Among the opposition talking points have been what they claim is the high cost of holding the referendum. Some have said that today’s event would cost the government more than $100 million USD, a sum that Senator Roy Barreras said would be wasted by these “useless” seven measures.
The campaign has said that the cost to hold the vote would be around $14 million USD, a figure supporters say is a drop in the bucket compared to the amount of money the government loses to corruption annually.
The Colombian comptroller has put the cost of corruption in the country at some $17 billion USD per year, per a Reuters report.
President Iván Duque, who took office on August 7, has expressed some reticence about the specific provisions of the referendum, but he has encouraged Colombians to go to the polls and stressed that corruption needs to be rooted out of the nation’s political arena.
“The fight against corruption has no political party. It has no ideology,” said Duque. “It has to be the responsibility of all officials…All efforts help, all efforts elevate our work.”
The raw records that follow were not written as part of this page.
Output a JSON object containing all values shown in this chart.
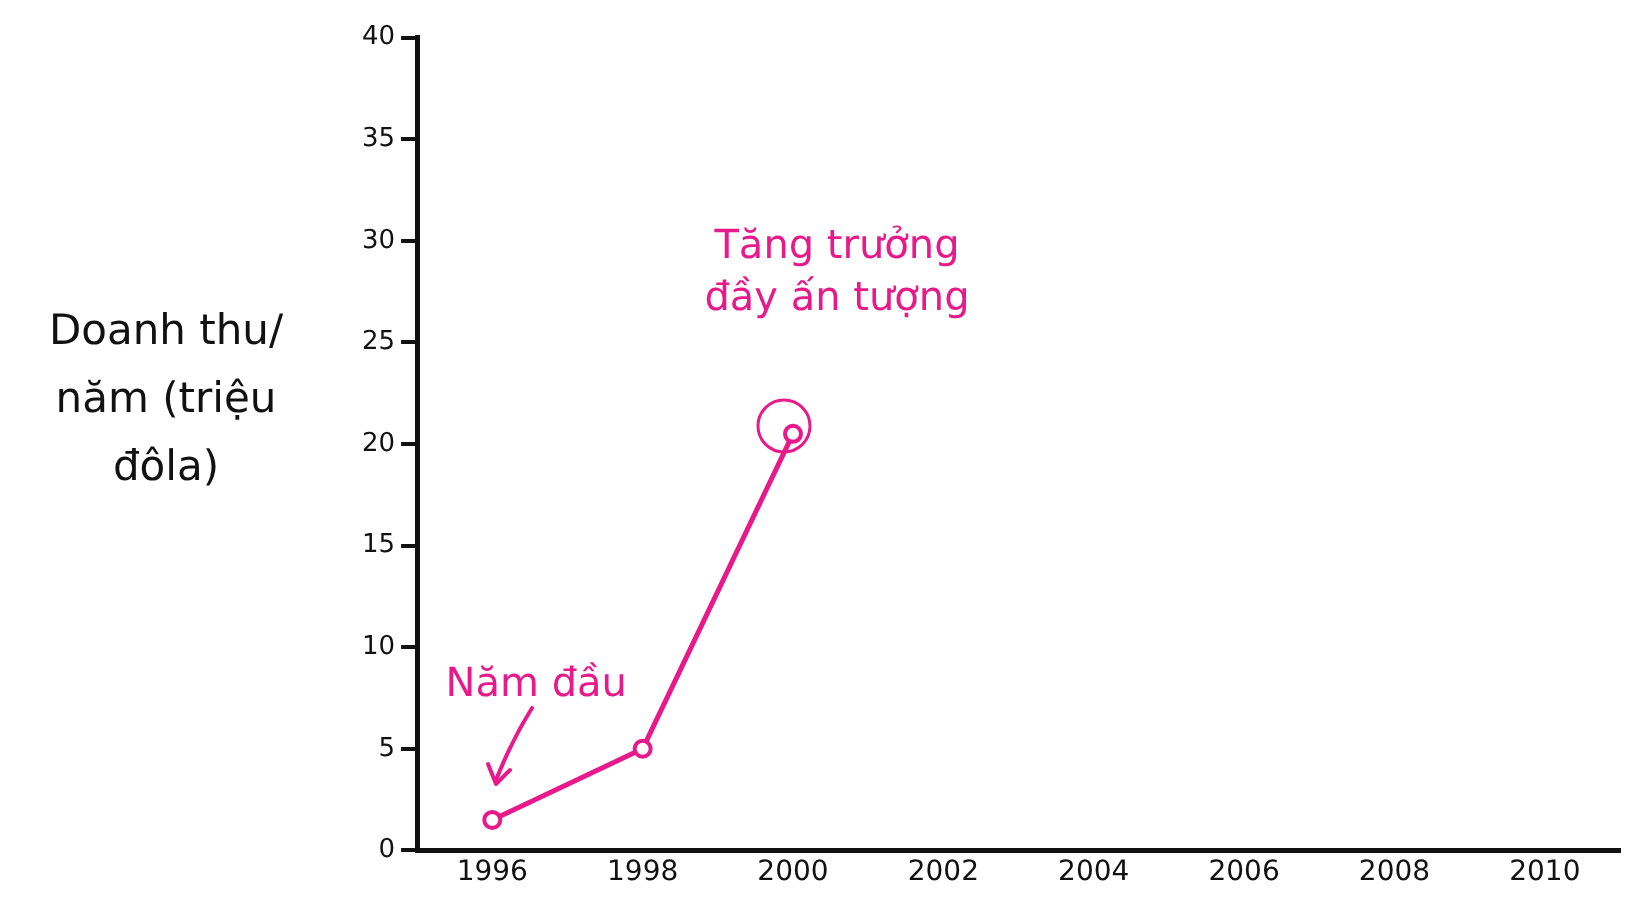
{
  "chart_data": {
    "type": "line",
    "ylabel": "Doanh thu/ năm (triệu đôla)",
    "x": [
      1996,
      1998,
      2000
    ],
    "series": [
      {
        "color": "#e8198b",
        "values": [
          1.5,
          5,
          20.5
        ]
      }
    ],
    "xlim": [
      1995,
      2011
    ],
    "xticks": [
      1996,
      1998,
      2000,
      2002,
      2004,
      2006,
      2008,
      2010
    ],
    "ylim": [
      0,
      40
    ],
    "yticks": [
      0,
      5,
      10,
      15,
      20,
      25,
      30,
      35,
      40
    ],
    "marker": "circle",
    "annotations": [
      {
        "text": "Năm đầu",
        "x": 1996,
        "y": 1.5
      },
      {
        "text": "Tăng trưởng đầy ấn tượng",
        "x": 2000,
        "y": 20.5
      }
    ]
  }
}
Others on the right, including Duque’s mentor, the powerful former President Álvaro Uribe, have opposed the measures on the ballot.
Uribe, who has now faced some form of legal scrutiny for the better part of 20 years, currently is under criminal investigation by the Colombian justice system on charges of bribery and witness tampering. He pledged to step down from his current seat in the Senate last month in order to work on his legal defense, but he has thus far continued to serve in the legislature.
Various scandals have elevated the momentum to advance the fight against corruption in Colombia, a topic that was central to the presidential campaigns of Duque, runner-up Gustavo Petro, and many of the other leading candidates.
Though it did not led to the widespread crackdown that was originally envisioned by many analysts, revelation of the Panama Papers in 2015 helped to kick off a new era of outrage in the region. Several high-profile Colombians were listed in the mass document leak from the Panamanian law firm Mossack Fonseca, and while it was not evident that all had broken any laws, the event drew condemnation and awareness for the lengths many members of the political and corporate elite in Latin America go to avoid paying taxes.
Outrage boiled over further after the monumental, Americas-wide Odebrecht scandal, in which the Brazilian engineering firm agreed to pay at least $3.6 billion USD in fines for bribing officials across the region to win billions of dollars in construction and infrastructure contracts from Miami to Argentina. In Colombia, at least $12 million USD in bribes was paid out by the company, and the fallout spilled into a campaign finance controversy for former President Juan Manuel Santos.
READ MORE: How Seven Corruption Scandals Have Rocked Colombia and Eroded Faith in Justice
Another scandal has rocked the judicial branch all the way to the Supreme Court over the past year, with former justice Francisco Ricuarte being arrested.
Amid an investigation that saw a former governor in Colombia ensnared in a drug-trafficking sting in the United States — and the nation’s top corruption-fighting official arrested — several public officials and judges have also been accused of taking bribes to obstruct justice.